La journée était presque tiède, le pâle soleil presque brillant et Miles presque joyeux quand il arriva à la Station six, sur le littoral oriental de l’île. C’était un plaisir d’être seul, pour changer, juste lui et son travail. Pas de spectateurs. Il avait tout loisir de prendre son temps et de faire les choses comme il faut. Il s’activa avec soin, vérifiant les batteries nucléaires, vidant les sondes, traquant des signes de corrosion, de détérioration ou de faiblesse de raccordement dans le matériel. Et si un outil lui échappait, personne n’était là pour émettre des réflexions sur ces mutants atteints de paralysie agitante. À mesure que sa tension diminuait, il commettait moins de maladresses, et le tic disparut. Il acheva sa tâche, s’étira et inspira l’air humide, jouissant de ce luxe inaccoutumé qu’était la solitude. Il consacra même quelques minutes à examiner les animalcules complexes que la mer avait échoués le long du rivage.

Une sonde de la Station huit était endommagée, un enregistreur d’humidité cassé. Une fois qu’il eut fini de le remplacer, il s’aperçut qu’il avait établi son planning de façon beaucoup trop optimiste. Le soleil descendait en oblique vers un crépuscule émeraude au moment où il quittait la Station huit. Le temps qu’il atteigne la Station neuf, dans une zone où la toundra se hérissait de saillies rocheuses près du littoral nord, il faisait quasiment nuit noire.

La Station dix, ainsi que le vérifia de nouveau Miles en consultant sa carte à la clarté de sa lampe-stylo, était située dans les montagnes volcaniques au milieu des glaciers. Inutile d’essayer de la trouver dans l’obscurité. Il patienterait pendant les quatre brèves heures précédant l’aube. Il signala son changement de plan à la base distante de cent soixante kilomètres. Le planton de service eut l’air de s’en foutre royalement.

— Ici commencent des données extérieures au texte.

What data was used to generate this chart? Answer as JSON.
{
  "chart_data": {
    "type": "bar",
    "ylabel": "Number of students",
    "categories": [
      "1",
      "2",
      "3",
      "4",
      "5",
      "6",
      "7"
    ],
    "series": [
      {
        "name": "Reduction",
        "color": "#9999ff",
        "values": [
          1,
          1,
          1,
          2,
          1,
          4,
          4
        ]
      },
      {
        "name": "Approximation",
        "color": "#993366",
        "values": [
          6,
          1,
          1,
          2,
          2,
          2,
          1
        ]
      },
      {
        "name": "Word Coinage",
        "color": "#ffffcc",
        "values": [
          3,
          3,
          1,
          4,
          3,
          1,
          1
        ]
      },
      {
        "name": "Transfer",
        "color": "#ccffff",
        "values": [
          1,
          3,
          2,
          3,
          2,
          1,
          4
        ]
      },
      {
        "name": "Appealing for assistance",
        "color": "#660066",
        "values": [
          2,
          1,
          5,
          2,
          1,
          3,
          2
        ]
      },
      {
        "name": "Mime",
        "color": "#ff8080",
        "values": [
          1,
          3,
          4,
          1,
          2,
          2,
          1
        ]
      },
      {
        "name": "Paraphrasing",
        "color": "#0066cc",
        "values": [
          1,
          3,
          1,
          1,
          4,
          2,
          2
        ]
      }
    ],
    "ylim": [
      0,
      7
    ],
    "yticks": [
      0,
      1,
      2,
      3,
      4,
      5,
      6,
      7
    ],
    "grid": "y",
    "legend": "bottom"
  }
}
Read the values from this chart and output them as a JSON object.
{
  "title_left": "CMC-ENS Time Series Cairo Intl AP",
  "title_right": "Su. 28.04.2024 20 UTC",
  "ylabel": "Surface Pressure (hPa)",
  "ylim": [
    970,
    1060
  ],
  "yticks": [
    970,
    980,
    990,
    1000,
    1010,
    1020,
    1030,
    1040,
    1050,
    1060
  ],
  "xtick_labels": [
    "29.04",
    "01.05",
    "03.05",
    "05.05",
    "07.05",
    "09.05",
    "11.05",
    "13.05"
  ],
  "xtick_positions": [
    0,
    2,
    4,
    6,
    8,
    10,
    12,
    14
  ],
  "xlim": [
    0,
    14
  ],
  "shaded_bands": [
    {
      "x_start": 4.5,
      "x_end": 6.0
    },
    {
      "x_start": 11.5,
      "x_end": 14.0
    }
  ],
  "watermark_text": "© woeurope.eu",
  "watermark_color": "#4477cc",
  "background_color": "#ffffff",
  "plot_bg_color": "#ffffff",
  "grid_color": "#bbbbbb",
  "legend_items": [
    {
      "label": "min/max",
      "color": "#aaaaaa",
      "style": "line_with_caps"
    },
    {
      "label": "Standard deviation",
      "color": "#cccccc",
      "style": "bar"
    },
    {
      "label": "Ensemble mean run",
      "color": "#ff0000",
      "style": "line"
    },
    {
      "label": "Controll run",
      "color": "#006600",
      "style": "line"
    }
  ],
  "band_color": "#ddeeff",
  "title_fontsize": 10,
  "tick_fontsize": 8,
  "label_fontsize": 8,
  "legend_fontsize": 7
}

Parfait. Miles allait mettre l’occasion à profit pour tester l’équipement du scat-cat. Il valait mieux se faire la main quand les conditions étaient favorables plutôt qu’en plein blizzard. Une fois monté, le petit abri en forme de bulle prévu pour deux hommes avait presque des allures de palais. En hiver, on l’isolait avec des plaques de neige tassée. Miles l’installa sous le vent du scat-cat ; il avait garé l’engin dans le creux que lui avait indiqué Pattas, à quelques centaines de mètres de la station météo perchée sur un affleurement rocheux.